The name "benchmarks game" signifies nothing more than the fact that programmers contribute programs that compete (but try to remain comparable) for fun not money.

It's what you make of it.

https://benchmarksgame-team.pages.debian.net/benchmarksgame/...

> Go programs are prohibited from doing certain optimizations that are permissible for C++ programs

Which programs? Which "certain optimizations"?

1 comments

That benchmarks game quote supports my point (not sure if you quoted it to contradict me or not?). As for prohibited optimizations, arena allocation is the one that comes to mind since it’s the standard way to avoid O(n) allocs.
> That benchmarks game quote supports my point…

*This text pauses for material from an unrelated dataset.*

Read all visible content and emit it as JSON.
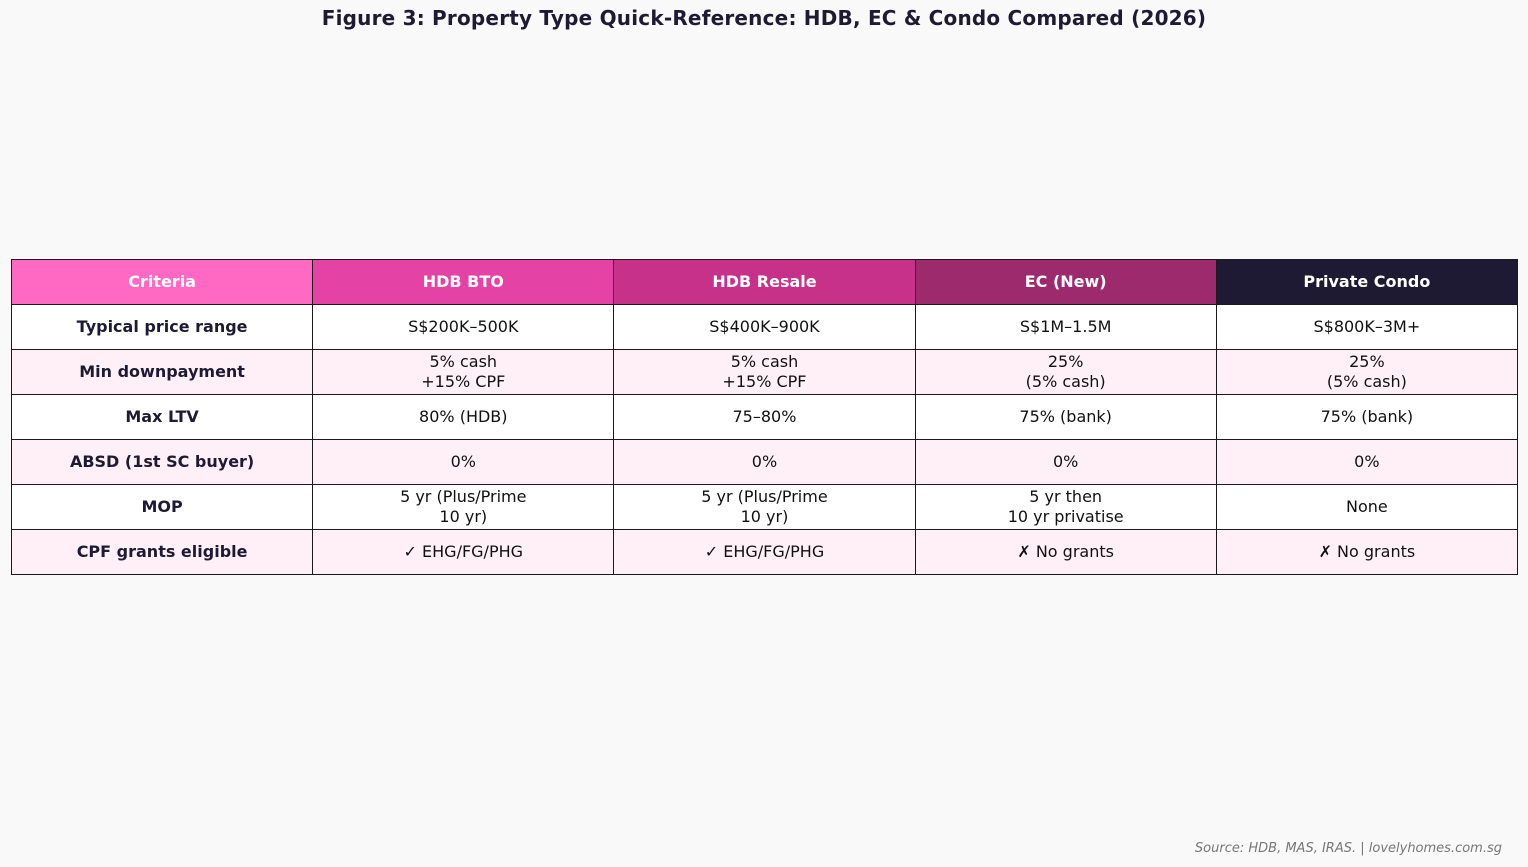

As-long-as your point was not intended to be dismissive in any way.

> prohibited optimizations

Go programs are not prohibited from using arena allocation provided by a generally available library — that is what the C++ programs do.

Unfortunately there doesn't seem to be a generally available Go library that provides arena allocation. Of course, Go does provide GC.

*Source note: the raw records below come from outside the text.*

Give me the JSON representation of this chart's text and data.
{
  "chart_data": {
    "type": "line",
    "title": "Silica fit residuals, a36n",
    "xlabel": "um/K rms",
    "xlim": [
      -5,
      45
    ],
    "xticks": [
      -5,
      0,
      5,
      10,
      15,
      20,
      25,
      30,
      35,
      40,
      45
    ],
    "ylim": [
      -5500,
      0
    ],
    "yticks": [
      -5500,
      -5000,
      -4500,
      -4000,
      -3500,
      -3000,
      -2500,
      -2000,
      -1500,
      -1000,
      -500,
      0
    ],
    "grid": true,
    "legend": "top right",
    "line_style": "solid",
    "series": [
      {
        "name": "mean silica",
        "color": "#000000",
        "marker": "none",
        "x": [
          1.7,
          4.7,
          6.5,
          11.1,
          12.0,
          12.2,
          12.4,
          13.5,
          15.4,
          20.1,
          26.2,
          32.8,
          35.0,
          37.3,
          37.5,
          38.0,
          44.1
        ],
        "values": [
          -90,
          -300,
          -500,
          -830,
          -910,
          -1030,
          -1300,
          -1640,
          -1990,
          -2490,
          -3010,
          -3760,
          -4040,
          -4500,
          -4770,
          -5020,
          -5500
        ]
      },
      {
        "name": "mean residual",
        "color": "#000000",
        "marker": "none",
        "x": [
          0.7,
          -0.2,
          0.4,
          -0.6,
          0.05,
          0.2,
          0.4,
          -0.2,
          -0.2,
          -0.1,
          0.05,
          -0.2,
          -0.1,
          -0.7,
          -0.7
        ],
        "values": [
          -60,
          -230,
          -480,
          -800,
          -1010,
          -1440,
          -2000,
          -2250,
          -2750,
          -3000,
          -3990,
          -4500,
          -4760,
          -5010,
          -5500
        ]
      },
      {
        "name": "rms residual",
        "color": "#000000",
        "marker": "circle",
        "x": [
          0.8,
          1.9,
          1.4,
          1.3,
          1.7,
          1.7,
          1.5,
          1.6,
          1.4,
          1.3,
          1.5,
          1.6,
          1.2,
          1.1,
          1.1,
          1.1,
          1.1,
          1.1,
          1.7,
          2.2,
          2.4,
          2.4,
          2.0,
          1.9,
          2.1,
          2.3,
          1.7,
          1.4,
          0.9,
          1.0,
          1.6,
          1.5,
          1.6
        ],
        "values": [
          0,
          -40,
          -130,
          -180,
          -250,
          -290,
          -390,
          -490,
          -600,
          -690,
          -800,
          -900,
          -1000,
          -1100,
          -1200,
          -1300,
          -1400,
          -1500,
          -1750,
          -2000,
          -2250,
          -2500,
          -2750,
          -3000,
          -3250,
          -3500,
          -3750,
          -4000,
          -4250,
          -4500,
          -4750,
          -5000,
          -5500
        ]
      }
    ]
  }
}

It is dismissive of the idea that the game can tell you meaningful things about a programming language’s average or percentile performance or even its peak performance.

> Go programs are not prohibited...

Right, and this is why the Go benchmarks for allocations aren’t very meaningful. Using arenas (or other kinds of preallocation) is a common optimization in Go even if Go doesn’t have a library for it.

I’m sure you’re well aware of all of this since you evidently contributed to these benchmarks, but for other readers, here’s a good thread about why these benchmarks aren’t meaningful.

Where did you get the idea that 10 tiny tiny programs could tell you about a programming language’s average performance?

Who in this discussion has made any such a claim?

You repeatedly put up a straw man.

Im not sure why you’re confused. ilovecaching made claims about the relative performance of programming languages based on the benchmark game.
ilovecaching responded to your claim that — [Go's] performance is closer to Java — by posting links to pages on the benchmarks game website.

ilovecaching pointed to the performance of specific Go and Java programs

Now you have put up a straw man — "a programming language’s average or percentile performance or even its peak performance."